One of the greatest gifts I received from my parents was to be raised poor and, further, to be completely unaware of that fact.
We ate like kings. Eggs and fat slabs of bacon for breakfast. Big sandwiches for lunch with cold glasses of milk. Dinners that verged on a bacchanal. Fried chicken. Beef steaks. Green beans fresh from the garden. Ears of corn with silk still clinging to the kernels. Butterscotch pies with a soft cloud of meringue. Cat head biscuits, so called because they were as big as a cat’s head.

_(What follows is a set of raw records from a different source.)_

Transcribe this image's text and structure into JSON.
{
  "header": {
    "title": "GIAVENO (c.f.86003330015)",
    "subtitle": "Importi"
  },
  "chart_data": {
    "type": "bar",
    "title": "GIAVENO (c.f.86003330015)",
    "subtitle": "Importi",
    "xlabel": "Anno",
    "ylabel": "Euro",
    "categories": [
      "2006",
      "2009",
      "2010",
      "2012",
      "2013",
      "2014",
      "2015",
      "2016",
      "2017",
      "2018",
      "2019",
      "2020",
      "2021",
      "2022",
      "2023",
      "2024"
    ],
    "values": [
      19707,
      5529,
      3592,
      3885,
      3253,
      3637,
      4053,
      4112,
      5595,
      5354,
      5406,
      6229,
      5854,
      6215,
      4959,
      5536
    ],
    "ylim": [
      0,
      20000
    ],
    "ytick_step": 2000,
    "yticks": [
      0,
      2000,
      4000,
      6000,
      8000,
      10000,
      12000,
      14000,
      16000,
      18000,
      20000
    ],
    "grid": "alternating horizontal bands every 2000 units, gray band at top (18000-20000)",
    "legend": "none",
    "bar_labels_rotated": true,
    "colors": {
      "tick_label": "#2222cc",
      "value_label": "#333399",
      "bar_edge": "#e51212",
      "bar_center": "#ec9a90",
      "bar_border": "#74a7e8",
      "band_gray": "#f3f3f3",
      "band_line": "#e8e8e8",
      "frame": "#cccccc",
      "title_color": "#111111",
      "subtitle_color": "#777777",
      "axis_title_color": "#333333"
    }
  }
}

We raised the chickens and the beef. We hoed the garden to banish the weeds and picked the green beans and the corn. We milked the cows and carefully poured the thick cream off the top of the crocks to make butter and buttermilk.
There was no violence in our lives. No fear. Only work, love, acceptance and the challenge to be our best. Even when the animals were harvested for their meat it was done with care and respect … for them and for ourselves. We were stewards of the land. Putting back the nutrients we took out. Mending the fences.
It was all a gift. The gift of knowing how to hoe to the end of your row. The gift of carefully tending to animals and to treat them with dignity and respect. Bowing our heads in thanks for the bounty around us. To this day, when I open a can of beans or corn, I can’t leave a single kernel clinging to the can. It horrifies me to think that kernel made that long journey only to be wasted in haste at the end of the line. This, too, is a gift.
Cash money was in short supply. We didn’t notice much until we got around other people. It bred a certain stoicism in us. An unfortunate “I don’t give a damn” attitude toward what other people had. We weren’t victims. We were just a little bit different. Better we thought. Tougher. Frugal. Thankful. More able to take care of ourselves. Undaunted by a challenge or the hard work that precedes a reward.
Later I learned my mother and father went months or even years without health insurance because if they paid those premiums they wouldn’t have been able to dole out $20 to us for band trips, buy us trumpets, or to provide us with shoes and clothing to wear to school. Can you even imagine how it feels to realize that someone made such a sacrifice in silence? They weren’t victims either. They made a choice. It was their choice to make and they made it. I remain in awe of their quiet strength.
Today I am grateful for that upbringing. Still thankful. Still tough. Still frugal.
I miss those days. My brothers and sisters with me in the garden. Hoeing to the end of our rows. My mother standing in the kitchen door announcing the creation of another beautiful meal. My father gathering the handkerchief from his pocket to wipe the sweat from his eyes so he could look at his watch and calculate how much sleep he could get before he climbed in his trusty Chevy truck to go spend eight hours standing on concrete in a plant to make books in return for a few dollars at the end of the month.
Good days. Gone but not forgotten. Appreciated daily. Remembered.